Tuesday, April 17, 2012

What is CDPATH ?



    Has it happened to you wherein you logged in to an account or to an environment and simply printed the command, say "cd log" and your directory gets changed to some log directory. The interesting part is: The log directory is not there in the directory from where you fired the cd command. It was somewhere also, however the cd command switched to it correctly. The question now is:  If the "log" directory is not present in the location from where we are giving the "cd" command, how did we reach the log directory?  The answer to this question is most probably  the CDPATH environment variable would have been set.

1. What is CDPATH?
       CDPATH is an environment variable. It looks exactly like the PATH variable containing with many different paths concatenated using ':'.

2. What is the use of CDPATH ?
       Say, for example, some directories present in an "X" directory are being accessed frequently by the user. Every time the user wants to traverse to any of these directories present in "X",  he mostly traverses by giving the absolute path which is little time consuming if you have to find it. How nice will it be if we can do "cd" to the particular directory as if that directory which you are looking for is right under your current directory. This is what the CDPATH achieves.

    Normally, when the cd command is given, it checks for the directory name in the current directory and throws error if not found, else traverses to the directory. If the CDPATH is set, the "cd" command starts finding the directory in the list of directories present in the CDPATH variable and then makes the directory switch appropriately.

3. How to set the CDPATH variable?
     Setting the CDPATH variable is exactly like setting the PATH variable. For example:
$ export CDPATH=".:/home/guru:/usr"
     This above command will hold good till the session is closed. In order to make this change permanent, we need to put this command in the appropriate profile file. The CDPATH command in this example is set with 3 components: The current directory followed by /home/guru and the /usr.

  Let us try to test this CDPATH variable. Currently, we are in /home/guru.

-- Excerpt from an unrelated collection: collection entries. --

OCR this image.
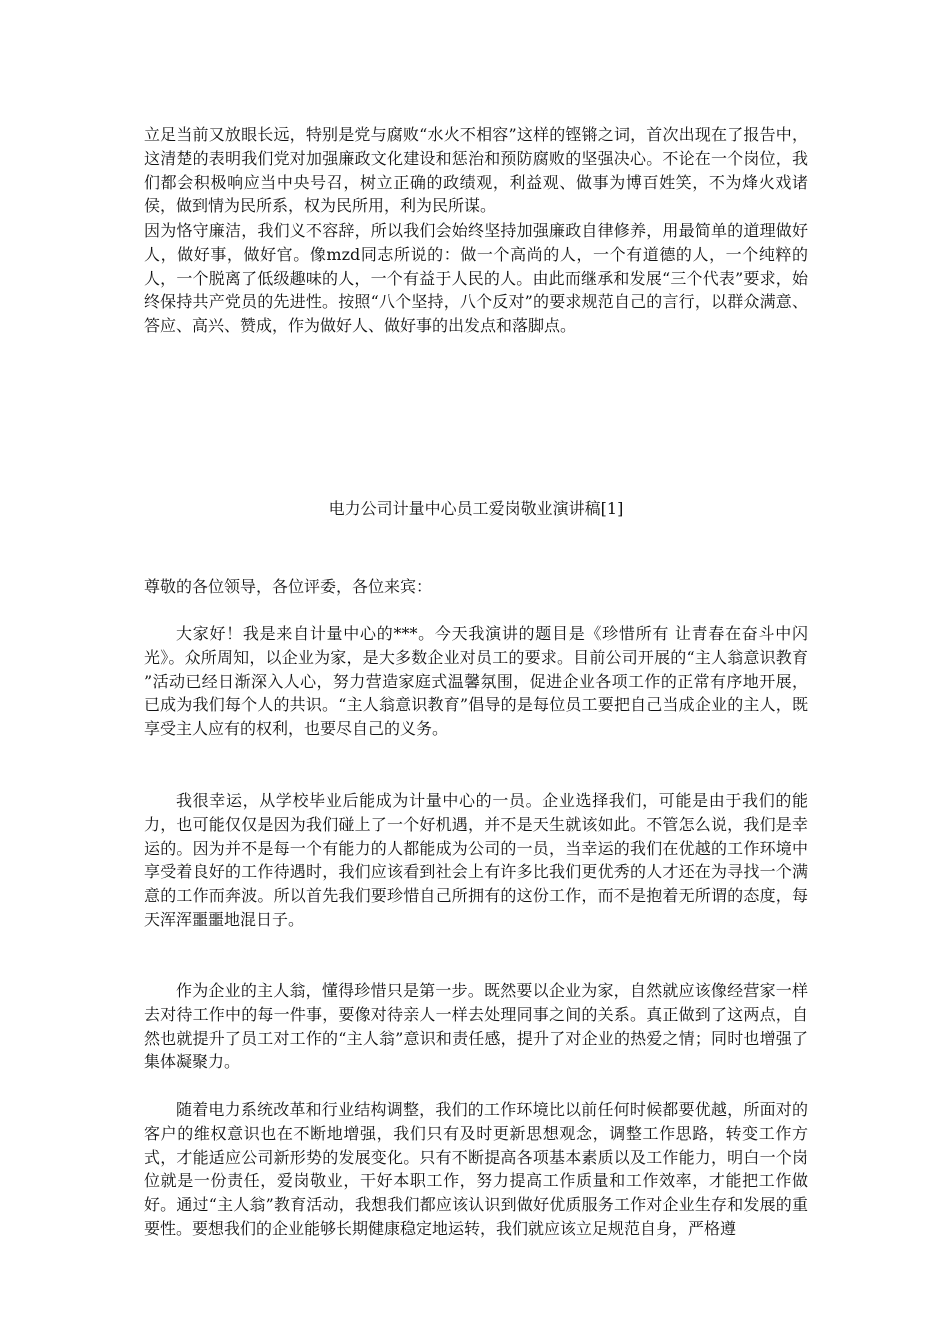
立足当前又放眼长远，特别是党与腐败“水火不相容”这样的铿锵之词，首次出现在了报告中，这清楚的表明我们党对加强廉政文化建设和惩治和预防腐败的坚强决心。不论在一个岗位，我们都会积极响应当中央号召，树立正确的政绩观，利益观、做事为博百姓笑，不为烽火戏诸侯，做到情为民所系，权为民所用，利为民所谋。

因为恪守廉洁，我们义不容辞，所以我们会始终坚持加强廉政自律修养，用最简单的道理做好人，做好事，做好官。像mzd同志所说的：做一个高尚的人，一个有道德的人，一个纯粹的人，一个脱离了低级趣味的人，一个有益于人民的人。由此而继承和发展“三个代表”要求，始终保持共产党员的先进性。按照“八个坚持，八个反对”的要求规范自己的言行，以群众满意、答应、高兴、赞成，作为做好人、做好事的出发点和落脚点。

电力公司计量中心员工爱岗敬业演讲稿[1]

尊敬的各位领导，各位评委，各位来宾：

大家好！我是来自计量中心的***。今天我演讲的题目是《珍惜所有 让青春在奋斗中闪光》。众所周知，以企业为家，是大多数企业对员工的要求。目前公司开展的“主人翁意识教育 ”活动已经日渐深入人心，努力营造家庭式温馨氛围，促进企业各项工作的正常有序地开展，已成为我们每个人的共识。“主人翁意识教育”倡导的是每位员工要把自己当成企业的主人，既享受主人应有的权利，也要尽自己的义务。

我很幸运，从学校毕业后能成为计量中心的一员。企业选择我们，可能是由于我们的能力，也可能仅仅是因为我们碰上了一个好机遇，并不是天生就该如此。不管怎么说，我们是幸运的。因为并不是每一个有能力的人都能成为公司的一员，当幸运的我们在优越的工作环境中享受着良好的工作待遇时，我们应该看到社会上有许多比我们更优秀的人才还在为寻找一个满意的工作而奔波。所以首先我们要珍惜自己所拥有的这份工作，而不是抱着无所谓的态度，每天浑浑噩噩地混日子。

作为企业的主人翁，懂得珍惜只是第一步。既然要以企业为家，自然就应该像经营家一样去对待工作中的每一件事，要像对待亲人一样去处理同事之间的关系。真正做到了这两点，自然也就提升了员工对工作的“主人翁”意识和责任感，提升了对企业的热爱之情；同时也增强了集体凝聚力。

随着电力系统改革和行业结构调整，我们的工作环境比以前任何时候都要优越，所面对的客户的维权意识也在不断地增强，我们只有及时更新思想观念，调整工作思路，转变工作方式，才能适应公司新形势的发展变化。只有不断提高各项基本素质以及工作能力，明白一个岗位就是一份责任，爱岗敬业，干好本职工作，努力提高工作质量和工作效率，才能把工作做好。通过“主人翁”教育活动，我想我们都应该认识到做好优质服务工作对企业生存和发展的重要性。要想我们的企业能够长期健康稳定地运转，我们就应该立足规范自身，严格遵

There are 3 directories present under it.
$ pwd
/home/guru
$ ls -l | grep ^d
drwxr-xr-x+ 1 guru None       0 Feb  9 20:18 C
drwxr-xr-x+ 1 guru None       0 Apr 15 13:56 bin
drwxr-xr-x+ 1 guru None       0 Apr 15 18:35 perl
Now, let us try to switch to the perl directory. And hence we will be in /home/guru/perl. The switch to "perl" directory happened because the CDPATH contains the dot(.) at first place, and perl is under current directory(.)
$ cd perl
$ pwd
/home/guru/perl
Now, let us try to switch to the bin directory which is under home whereas we are actually now under perl.
$ cd bin
$ pwd
/home/guru/bin
    This is how the CDPATH works. This is highly useful when you have some frequently traversed directories in the environment.

4. How to find the value of the CDPATH variable?
$ echo $CDPATH
.:/home/guru:/usr
5. If CDPATH is set, will the cd command still search in the current directory by default before referring to the CDPATH?
      No. Once the CDPATH is set, the cd command will search only in the directories present in the CDPATH variable only. Hence, it is the responsibility of the user to make sure that the current directory is also present in the CDPATH variable.
Note: This point holds good when only the directory name is specified with cd. cd when given with absolute or relative path does not refer to the CDPATH command.

6. Can the current directory be anywhere in the CDPATH variable?
      As such, there is no rule to put the current directory in specific place. However, it SHOULD always be the first component of the CDPATH. It is because if it is not there in first position, the default functioning of the cd command which is to switch to the required directory under current directory may not work. Hence, the cd command should always be made to search for the directory first in the current directory, and then only in the other directories present in the CDPATH variable.

1 comment:

  1. Good tips. I never thought of includind "." in CDPATH variable. Well done.